In the present work, we tested the limits of extein tolerance. We studied extein influence beyond a single position by randomization of either 2 or 4 extein residues nearest to the 2 intein junctions, with mutant libraries of 400- or 160,000-aa combinations, respectively. Our high-throughput approach, which offers considerable advantages over typical gel-based intein activity assays, employs FRET. Here, cyan and yellow fluorescent proteins (CFP and YFP) (10) act as FRET-active surrogate N- and C-exteins, respectively (Fig. 1 A and B). They are joined by a few native extein residues to the intein. Extein mutations that enhance or suppress N-terminal cleavage, an intein-dependent reaction, can be rapidly identified on the basis of steady-state FRET values in vivo. This assay also allows continuous, parallel kinetic monitoring of inteins in crude cell extracts in vitro. Using this system, we investigated the relationship between the fused Synechocystis sp PCC6803 DnaE intein and its natural N- and C-exteins, one of the few intein/extein systems that have been characterized biochemically and structurally (11, 12). The results of this study indicate that extein mutations proximal to the sites of splicing can have pronounced effects on N-terminal cleavage activity, and that those effects lead to significantly compromised splicing efficiency. Our findings have significant implications for intein applications in biotechnology and for intein dissemination in nature.

Results

A System of FRET Loss to Monitor Intein Cleavage.

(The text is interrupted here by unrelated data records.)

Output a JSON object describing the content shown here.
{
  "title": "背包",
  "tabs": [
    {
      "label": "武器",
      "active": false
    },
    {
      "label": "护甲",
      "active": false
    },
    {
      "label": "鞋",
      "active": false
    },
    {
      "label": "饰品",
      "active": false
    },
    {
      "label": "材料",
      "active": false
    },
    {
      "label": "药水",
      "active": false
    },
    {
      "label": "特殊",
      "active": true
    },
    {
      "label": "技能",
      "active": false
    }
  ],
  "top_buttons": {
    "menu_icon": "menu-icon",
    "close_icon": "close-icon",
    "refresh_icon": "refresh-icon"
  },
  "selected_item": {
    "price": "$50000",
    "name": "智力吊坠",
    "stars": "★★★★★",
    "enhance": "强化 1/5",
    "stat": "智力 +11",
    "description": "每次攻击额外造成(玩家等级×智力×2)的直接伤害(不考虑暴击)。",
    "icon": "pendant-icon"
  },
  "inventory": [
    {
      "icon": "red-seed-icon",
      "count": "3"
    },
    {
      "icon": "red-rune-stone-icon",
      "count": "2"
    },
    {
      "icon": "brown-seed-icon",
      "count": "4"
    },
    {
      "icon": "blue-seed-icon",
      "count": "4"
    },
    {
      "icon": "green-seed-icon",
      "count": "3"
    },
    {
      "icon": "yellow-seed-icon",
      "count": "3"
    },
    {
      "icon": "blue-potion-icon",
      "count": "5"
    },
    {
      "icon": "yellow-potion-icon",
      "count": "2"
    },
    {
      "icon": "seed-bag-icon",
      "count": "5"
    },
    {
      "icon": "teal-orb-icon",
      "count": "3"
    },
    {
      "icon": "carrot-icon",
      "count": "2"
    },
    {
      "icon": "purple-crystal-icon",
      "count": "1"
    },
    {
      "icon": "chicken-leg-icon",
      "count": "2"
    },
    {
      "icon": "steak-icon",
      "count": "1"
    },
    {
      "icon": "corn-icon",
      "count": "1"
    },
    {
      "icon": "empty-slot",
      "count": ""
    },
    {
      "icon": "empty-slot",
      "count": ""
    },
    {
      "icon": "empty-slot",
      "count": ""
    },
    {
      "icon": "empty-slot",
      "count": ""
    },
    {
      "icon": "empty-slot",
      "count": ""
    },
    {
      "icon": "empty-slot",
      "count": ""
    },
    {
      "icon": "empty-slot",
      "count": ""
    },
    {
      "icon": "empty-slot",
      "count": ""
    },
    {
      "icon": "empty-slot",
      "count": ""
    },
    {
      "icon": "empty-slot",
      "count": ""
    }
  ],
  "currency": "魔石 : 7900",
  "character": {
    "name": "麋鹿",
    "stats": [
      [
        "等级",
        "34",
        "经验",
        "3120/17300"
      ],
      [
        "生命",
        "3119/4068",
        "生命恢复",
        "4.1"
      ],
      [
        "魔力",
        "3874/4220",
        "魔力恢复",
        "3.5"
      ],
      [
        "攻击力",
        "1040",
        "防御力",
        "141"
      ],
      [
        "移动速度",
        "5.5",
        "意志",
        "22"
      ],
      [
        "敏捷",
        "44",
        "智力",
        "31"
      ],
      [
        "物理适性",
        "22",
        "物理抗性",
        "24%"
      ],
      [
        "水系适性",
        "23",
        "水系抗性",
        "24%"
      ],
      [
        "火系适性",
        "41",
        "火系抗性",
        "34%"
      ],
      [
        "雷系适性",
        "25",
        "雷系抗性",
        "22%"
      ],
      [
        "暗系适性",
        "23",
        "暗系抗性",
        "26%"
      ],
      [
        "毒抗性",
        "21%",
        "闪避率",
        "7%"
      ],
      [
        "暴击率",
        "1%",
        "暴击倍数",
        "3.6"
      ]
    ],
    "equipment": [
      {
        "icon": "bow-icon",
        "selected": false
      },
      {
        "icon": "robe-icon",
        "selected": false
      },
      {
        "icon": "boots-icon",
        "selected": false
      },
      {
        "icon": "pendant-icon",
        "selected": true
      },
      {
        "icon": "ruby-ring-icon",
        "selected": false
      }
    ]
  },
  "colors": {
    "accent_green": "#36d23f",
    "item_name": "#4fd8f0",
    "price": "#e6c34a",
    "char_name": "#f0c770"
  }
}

Protein splicing is a multistep process dependent on the sequential intein-catalyzed rearrangement of bonds flanking the intein. For identification of possible extein effects on intein activity, we constructed a system in which FRET-active CFP and YFP flanked native extein residues upstream and downstream of the intein. We term this construct C-I-Y (Fig. 1A). To enable study of the relationship between FRET loss and intein-mediated N-terminal cleavage, we created several modified intein variants: Ala substitution of the active site Asn-159 residue (N159A), called C-Ia-Y, retains N-terminal cleavage but abolishes splicing (13); and double Ala substitution C1A/N159A, called C-Iaa-Y, abolishes both cleavage and splicing (12) (Fig. 1B). The splicing competent, C-I-Y, and the inactive C-Iaa-Y constructs exhibit similar FRET values in vivo, presumably because of extein proximity in the precursor; however, the C-Ia-Y construct exhibits FRET loss (Fig. 2A). We also constructed 2 control variants resembling the N-terminal cleavage products: intein-YFP (I-Y) and CFP (C).

Fig. 1.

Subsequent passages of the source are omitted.